# Download and process user's Twitter timeline

#### Load Python tools

In [1]:
%load_ext lab_black

In [2]:
import pandas as pd
import altair as alt
import altair_stiles as altstiles
import json

In [3]:
alt.themes.register("stiles", altstiles.theme)
alt.themes.enable("stiles")

ThemeRegistry.enable('stiles')

In [4]:
pd.options.display.max_columns = 1000
pd.options.display.max_rows = 1000

In [5]:
today = pd.to_datetime("today").strftime("%Y-%m-%d")

---

## Get data

#### Which user are we seeking? 

In [6]:
user = "elonmusk"

#### Read timeline pulled with the [Twarc library](https://twarc-project.readthedocs.io/en/latest/twarc2_en_us/) in the command line

In [7]:
# !twarc2 timeline --use-search {user} data/raw/{user}_{today}.jsonl

In [8]:
jsons = []

with open(f"data/raw/{user}_{today}.jsonl") as f:
    for line in f:
        jsons.append(json.loads(line))

#### Loop over list of twitter jsons and extract elements into a dictionary

In [9]:
data_list = []

for j in jsons:
    for d in j["data"]:
        data_list.append(d)

#### Convert list of dictionaries to dataframe

In [10]:
src = pd.DataFrame(data_list)

In [11]:
len(src)

19849

In [12]:
max_id = src["id"].astype(int).nlargest(2)[1]

In [13]:
max_id

1594474679452028929

In [14]:
!twarc2 timeline --use-search --since-id {max_id} elonmusk data/raw/elonmusk_timeline_since_{max_id}.json

100%|█████████████████| Processed an hour/an hour [00:01<00:00, 2 tweets total ]


In [15]:
jsons_latest = []

with open(f"data/raw/elonmusk_timeline_since_{max_id}.json") as file:
    for l in file:
        jsons_latest.append(json.loads(l))

In [16]:
data_list_latest = []

for jl in jsons_latest:
    for la in jl["data"]:
        data_list_latest.append(la)

In [17]:
src_latest = pd.DataFrame(data_list_latest)

In [18]:
all_df = pd.concat([src_latest, src])

#### Unpack nested columns

In [19]:
all_df[["urls", "annotations", "mentions", "cashtags", "hashtags"]] = pd.json_normalize(
    src["entities"]
)

In [20]:
all_df[
    ["retweet_count", "reply_count", "like_count", "quote_count"]
] = pd.json_normalize(all_df["public_metrics"])

In [21]:
all_df[["media_keys", "poll_ids"]] = pd.json_normalize(all_df["attachments"])

#### Dates

In [22]:
all_df["date"] = pd.to_datetime(src.created_at).dt.strftime("%Y-%m-%d")

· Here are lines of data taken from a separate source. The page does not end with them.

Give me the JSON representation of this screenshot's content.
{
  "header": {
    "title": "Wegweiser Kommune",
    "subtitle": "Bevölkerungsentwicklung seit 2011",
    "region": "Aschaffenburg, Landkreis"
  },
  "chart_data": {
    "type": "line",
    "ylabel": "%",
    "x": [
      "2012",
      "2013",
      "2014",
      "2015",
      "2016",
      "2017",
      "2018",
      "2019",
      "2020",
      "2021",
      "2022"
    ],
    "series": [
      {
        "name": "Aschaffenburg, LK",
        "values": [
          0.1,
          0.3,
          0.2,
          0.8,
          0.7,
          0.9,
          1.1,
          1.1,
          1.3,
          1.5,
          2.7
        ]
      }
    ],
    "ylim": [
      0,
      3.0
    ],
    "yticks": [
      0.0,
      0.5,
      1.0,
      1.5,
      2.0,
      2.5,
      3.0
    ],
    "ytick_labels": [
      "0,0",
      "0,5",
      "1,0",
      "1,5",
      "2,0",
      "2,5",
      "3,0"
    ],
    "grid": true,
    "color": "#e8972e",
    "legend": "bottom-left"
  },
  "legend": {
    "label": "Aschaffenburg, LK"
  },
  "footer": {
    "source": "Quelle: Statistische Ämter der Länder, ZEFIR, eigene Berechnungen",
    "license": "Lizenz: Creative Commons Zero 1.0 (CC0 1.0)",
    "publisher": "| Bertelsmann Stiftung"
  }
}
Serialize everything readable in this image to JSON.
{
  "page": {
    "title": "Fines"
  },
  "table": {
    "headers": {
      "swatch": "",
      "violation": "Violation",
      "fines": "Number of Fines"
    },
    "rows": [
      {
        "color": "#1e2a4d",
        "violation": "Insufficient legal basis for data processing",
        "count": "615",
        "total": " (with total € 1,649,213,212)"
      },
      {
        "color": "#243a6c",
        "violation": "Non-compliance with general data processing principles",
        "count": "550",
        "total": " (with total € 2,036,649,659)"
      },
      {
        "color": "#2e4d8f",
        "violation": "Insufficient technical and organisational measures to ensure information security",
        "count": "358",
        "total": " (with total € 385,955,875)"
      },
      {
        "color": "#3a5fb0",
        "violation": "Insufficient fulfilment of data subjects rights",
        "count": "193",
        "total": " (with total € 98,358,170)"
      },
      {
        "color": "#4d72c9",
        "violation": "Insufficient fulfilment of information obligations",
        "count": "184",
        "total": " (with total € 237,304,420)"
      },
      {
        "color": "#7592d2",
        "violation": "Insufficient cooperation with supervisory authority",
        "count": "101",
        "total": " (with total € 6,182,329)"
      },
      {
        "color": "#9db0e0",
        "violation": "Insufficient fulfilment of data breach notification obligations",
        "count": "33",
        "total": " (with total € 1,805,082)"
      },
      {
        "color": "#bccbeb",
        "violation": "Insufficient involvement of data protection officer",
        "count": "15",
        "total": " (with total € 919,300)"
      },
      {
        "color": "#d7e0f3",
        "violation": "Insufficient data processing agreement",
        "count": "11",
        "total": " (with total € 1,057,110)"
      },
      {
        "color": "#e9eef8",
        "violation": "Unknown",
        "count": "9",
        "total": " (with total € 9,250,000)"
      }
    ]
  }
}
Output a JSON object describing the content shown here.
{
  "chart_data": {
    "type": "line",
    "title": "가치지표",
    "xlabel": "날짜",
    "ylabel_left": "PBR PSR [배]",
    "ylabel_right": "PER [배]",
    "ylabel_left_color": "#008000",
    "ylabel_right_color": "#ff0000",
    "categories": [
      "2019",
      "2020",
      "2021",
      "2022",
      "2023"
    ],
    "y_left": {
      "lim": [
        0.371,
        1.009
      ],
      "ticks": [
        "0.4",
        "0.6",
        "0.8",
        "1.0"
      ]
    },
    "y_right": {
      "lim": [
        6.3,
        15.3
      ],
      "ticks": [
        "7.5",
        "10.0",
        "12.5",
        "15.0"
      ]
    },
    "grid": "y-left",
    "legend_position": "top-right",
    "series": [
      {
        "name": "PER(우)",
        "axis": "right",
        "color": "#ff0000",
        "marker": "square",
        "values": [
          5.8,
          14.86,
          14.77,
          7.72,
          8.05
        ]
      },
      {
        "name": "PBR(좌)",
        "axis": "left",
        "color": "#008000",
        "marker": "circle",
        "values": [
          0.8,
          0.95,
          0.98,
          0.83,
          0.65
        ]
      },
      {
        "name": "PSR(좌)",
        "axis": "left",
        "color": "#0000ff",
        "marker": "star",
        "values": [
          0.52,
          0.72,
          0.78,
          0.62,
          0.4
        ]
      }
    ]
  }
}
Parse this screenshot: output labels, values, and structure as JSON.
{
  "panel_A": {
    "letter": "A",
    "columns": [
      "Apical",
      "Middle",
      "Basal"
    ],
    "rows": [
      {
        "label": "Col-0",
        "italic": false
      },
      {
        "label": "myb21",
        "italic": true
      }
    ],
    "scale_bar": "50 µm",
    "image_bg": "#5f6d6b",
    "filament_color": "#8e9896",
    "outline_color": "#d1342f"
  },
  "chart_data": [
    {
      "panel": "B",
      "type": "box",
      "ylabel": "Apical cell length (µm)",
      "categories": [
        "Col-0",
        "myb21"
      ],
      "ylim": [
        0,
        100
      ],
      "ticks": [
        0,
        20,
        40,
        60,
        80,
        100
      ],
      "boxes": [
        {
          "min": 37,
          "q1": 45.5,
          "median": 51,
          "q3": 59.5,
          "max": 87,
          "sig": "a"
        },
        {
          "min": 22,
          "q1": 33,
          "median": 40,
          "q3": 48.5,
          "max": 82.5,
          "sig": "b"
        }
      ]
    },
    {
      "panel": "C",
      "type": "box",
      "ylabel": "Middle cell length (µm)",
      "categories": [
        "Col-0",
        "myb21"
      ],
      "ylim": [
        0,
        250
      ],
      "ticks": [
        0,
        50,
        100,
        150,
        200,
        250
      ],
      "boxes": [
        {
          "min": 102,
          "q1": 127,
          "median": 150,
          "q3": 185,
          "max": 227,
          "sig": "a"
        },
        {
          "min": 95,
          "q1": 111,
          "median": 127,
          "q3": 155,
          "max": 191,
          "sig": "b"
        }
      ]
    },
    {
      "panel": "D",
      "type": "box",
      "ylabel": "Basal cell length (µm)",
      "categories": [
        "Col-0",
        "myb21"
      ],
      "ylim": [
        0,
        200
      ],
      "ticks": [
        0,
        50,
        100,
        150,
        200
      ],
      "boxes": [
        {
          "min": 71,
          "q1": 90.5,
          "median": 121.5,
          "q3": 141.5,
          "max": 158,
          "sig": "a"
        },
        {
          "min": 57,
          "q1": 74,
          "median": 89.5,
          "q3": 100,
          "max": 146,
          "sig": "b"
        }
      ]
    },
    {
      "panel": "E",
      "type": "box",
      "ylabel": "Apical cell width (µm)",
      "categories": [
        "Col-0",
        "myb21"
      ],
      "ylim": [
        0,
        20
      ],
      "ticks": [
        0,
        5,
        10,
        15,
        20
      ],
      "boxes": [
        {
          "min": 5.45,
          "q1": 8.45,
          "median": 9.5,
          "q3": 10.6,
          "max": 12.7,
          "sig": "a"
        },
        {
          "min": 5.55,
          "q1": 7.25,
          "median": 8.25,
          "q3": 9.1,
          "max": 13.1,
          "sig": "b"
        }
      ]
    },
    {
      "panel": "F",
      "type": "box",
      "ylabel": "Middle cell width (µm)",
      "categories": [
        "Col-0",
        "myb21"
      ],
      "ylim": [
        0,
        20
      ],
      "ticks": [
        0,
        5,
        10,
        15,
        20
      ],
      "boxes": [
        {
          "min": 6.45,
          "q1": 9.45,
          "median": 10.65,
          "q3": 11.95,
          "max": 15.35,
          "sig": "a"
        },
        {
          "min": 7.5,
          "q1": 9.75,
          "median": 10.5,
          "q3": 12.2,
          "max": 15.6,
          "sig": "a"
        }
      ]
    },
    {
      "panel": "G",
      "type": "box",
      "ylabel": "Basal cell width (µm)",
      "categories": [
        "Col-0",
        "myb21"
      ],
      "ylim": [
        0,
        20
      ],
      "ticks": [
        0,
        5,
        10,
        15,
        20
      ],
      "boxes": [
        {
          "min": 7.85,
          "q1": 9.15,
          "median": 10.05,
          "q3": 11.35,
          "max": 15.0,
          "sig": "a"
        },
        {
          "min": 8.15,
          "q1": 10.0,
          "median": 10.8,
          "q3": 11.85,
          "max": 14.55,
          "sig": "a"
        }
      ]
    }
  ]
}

#### Drop what we don't need

In [23]:
all_df.drop(
    [
        "entities",
        "author_id",
        "public_metrics",
        "context_annotations",
        "attachments",
        "lang",
        "reply_settings",
        "urls",
        "annotations",
        "cashtags",
        "poll_ids",
        "created_at",
        "possibly_sensitive",
        "mentions",
        "context_annotations",
        "media_keys",
        "hashtags",
        "referenced_tweets",
    ],
    axis=1,
    inplace=True,
)

In [24]:
df = all_df.drop_duplicates(subset="id").copy()

---

## Exports

In [25]:
df.to_csv(f"data/processed/{user}_timeline_full.csv", index=False)